The bottleneck moves

Agents move the bottleneck from creation to evaluation.

That does not mean the operator should read every generated word slowly. It means the operator needs a review system that finds the places where judgment matters: truth, fit, tradeoffs, risks, taste, and decision readiness.

In the agent era, review is not cleanup. Review is the leverage point.

Review before polish

The wrong review sequence starts with grammar, formatting, and tone. That creates review theater: polished errors, clean hallucinations, tidy but useless artifacts.

Use this sequence instead:

  1. Source fidelity: Which claims are grounded?
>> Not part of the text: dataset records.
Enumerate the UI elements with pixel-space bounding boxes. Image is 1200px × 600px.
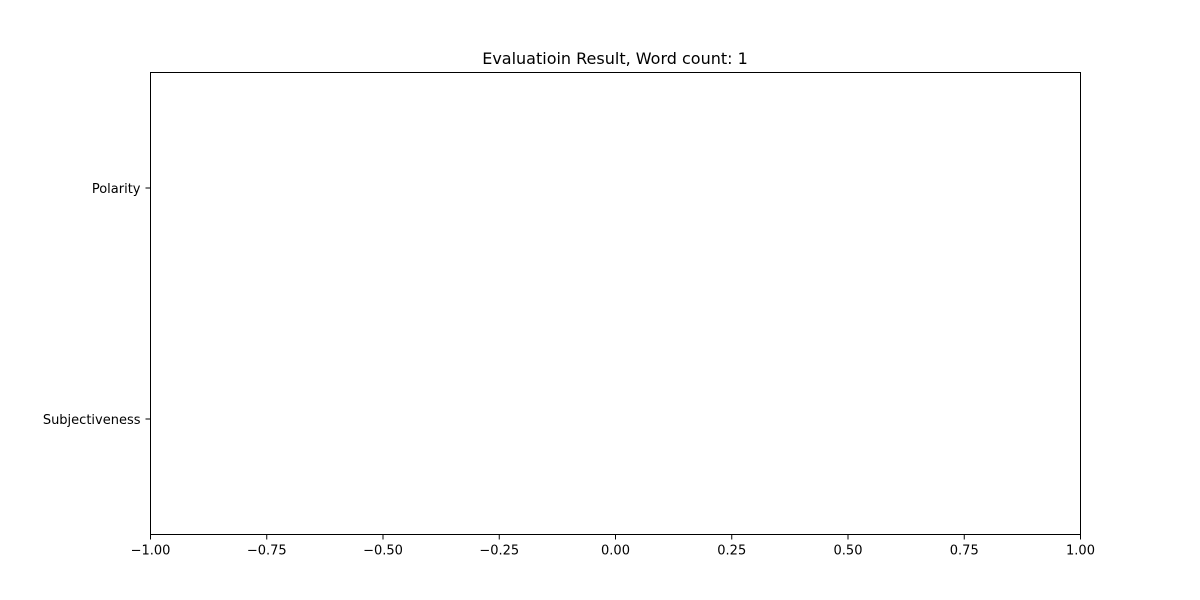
x-tick-label: −1.00	[131, 544, 171, 559]
x-tick-label: −0.25	[479, 544, 519, 559]
x-tick-label: −0.75	[247, 544, 287, 559]
plot-frame	[150, 72, 1081, 535]
x-tick-label: 0.25	[717, 544, 746, 559]
y-tick-label: Polarity	[92, 182, 141, 197]
axes-layer: −1.00 −0.75 −0.50 −0.25 0.00 0.25 0.50 0.75 1.00…	[43, 182, 1095, 559]
x-tick-label: 0.00	[601, 544, 630, 559]
x-tick-label: 1.00	[1066, 544, 1095, 559]
y-tick-label: Subjectiveness	[43, 413, 141, 428]
x-tick-label: −0.50	[363, 544, 403, 559]
chart-title: Evaluatioin Result, Word count: 1	[482, 49, 748, 68]
x-tick-label: 0.50	[834, 544, 863, 559]
x-tick-label: 0.75	[950, 544, 979, 559]
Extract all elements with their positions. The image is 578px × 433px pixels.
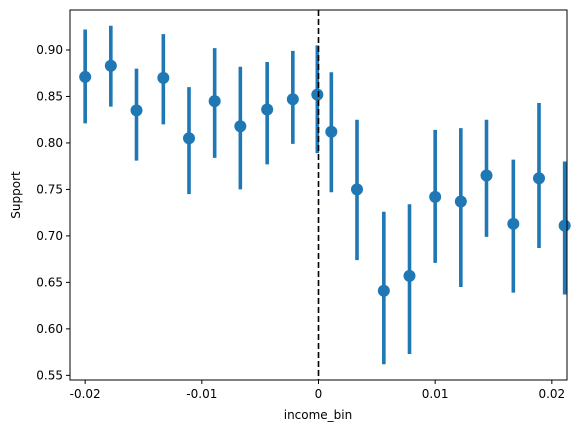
- x-tick-label: 0: [315, 387, 323, 401]
- data-point: [429, 190, 442, 203]
- marks-layer: [79, 25, 571, 365]
- x-axis-ticks: -0.02 -0.01 0 0.01 0.02: [70, 380, 565, 401]
- x-tick-label: 0.01: [422, 387, 449, 401]
- y-tick-label: 0.80: [36, 136, 63, 150]
- data-point: [130, 104, 143, 117]
- data-point: [208, 95, 221, 108]
- data-point: [104, 59, 117, 72]
- data-point: [533, 172, 545, 185]
- data-point: [351, 183, 363, 196]
- y-tick-label: 0.90: [36, 43, 63, 57]
- data-point: [286, 93, 299, 106]
- data-point: [480, 169, 493, 182]
- data-point: [507, 217, 520, 230]
- data-point: [311, 88, 324, 101]
- y-tick-label: 0.75: [36, 182, 63, 196]
- x-tick-label: -0.02: [70, 387, 101, 401]
- data-point: [261, 103, 274, 116]
- y-tick-label: 0.55: [36, 368, 63, 382]
- y-tick-label: 0.70: [36, 229, 63, 243]
- y-tick-label: 0.85: [36, 89, 63, 103]
- data-point: [234, 120, 247, 133]
- y-axis-ticks: 0.55 0.60 0.65 0.70 0.75 0.80 0.85 0.90: [36, 43, 70, 382]
- data-point: [183, 132, 195, 145]
- x-tick-label: -0.01: [186, 387, 217, 401]
- y-tick-label: 0.60: [36, 322, 63, 336]
- x-tick-label: 0.02: [538, 387, 565, 401]
- x-axis-label: income_bin: [284, 408, 353, 422]
- y-tick-label: 0.65: [36, 275, 63, 289]
- data-point: [79, 70, 92, 83]
- data-point: [403, 269, 416, 282]
- data-point: [454, 195, 467, 208]
- data-point: [157, 71, 170, 84]
- data-point: [558, 219, 571, 232]
- data-point: [377, 284, 390, 297]
- data-point: [325, 125, 338, 138]
- y-axis-label: Support: [9, 171, 23, 219]
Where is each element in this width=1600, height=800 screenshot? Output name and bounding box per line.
Which claims need evidence?
  2. Outcome fit: Does the output answer the actual brief or merely the literal instruction?
  3. Assumptions: What did the agent assume without saying so?
  4. Contradictions: Does it conflict with source material, prior decisions, or itself?
  5. Tradeoffs: What cost, risk, or second-order effect is missing?
  6. Usefulness: Can the intended reader, user, or decision-maker act on it?
  7. Boundary check: Did the agent attempt anything outside scope?
  8. Decision: accept, revise, split, escalate, discard, or archive.
  9. Polish: only now fix language.

The order matters. If you polish first, you become attached to material that may not deserve to survive.

Review protocol

For any meaningful agent output, ask:

  • What claim would embarrass us if it were false?
  • What did the agent avoid deciding?
  • What changed from the brief?
  • What would break if this shipped?
  • What evidence is missing?
  • What is too generic to be useful?
  • What is the smallest acceptable version?
  • What should be escalated to a human before action?

The goal is not to punish the agent. The goal is to keep reality contact.

Review artifacts

Good operators leave review traces:

  • accepted/rejected decision;
  • material changes requested;
  • claims requiring evidence;
  • known residual risks;
  • source gaps;
  • next action;
  • memory update if the failure is likely to recur.

This matters because agent workflows compound. If the same review failure happens three times and nothing in the system changes, the operator is not reviewing. They are repeatedly rescuing.

Failure mode

The classic failure is checking style while outsourcing judgment.

The modern version is worse: the operator skims a polished artifact, feels the comfort of completion, and ships work they would never have accepted if a junior human had produced it.

Review is where the super IC earns the leverage they borrowed from the machine.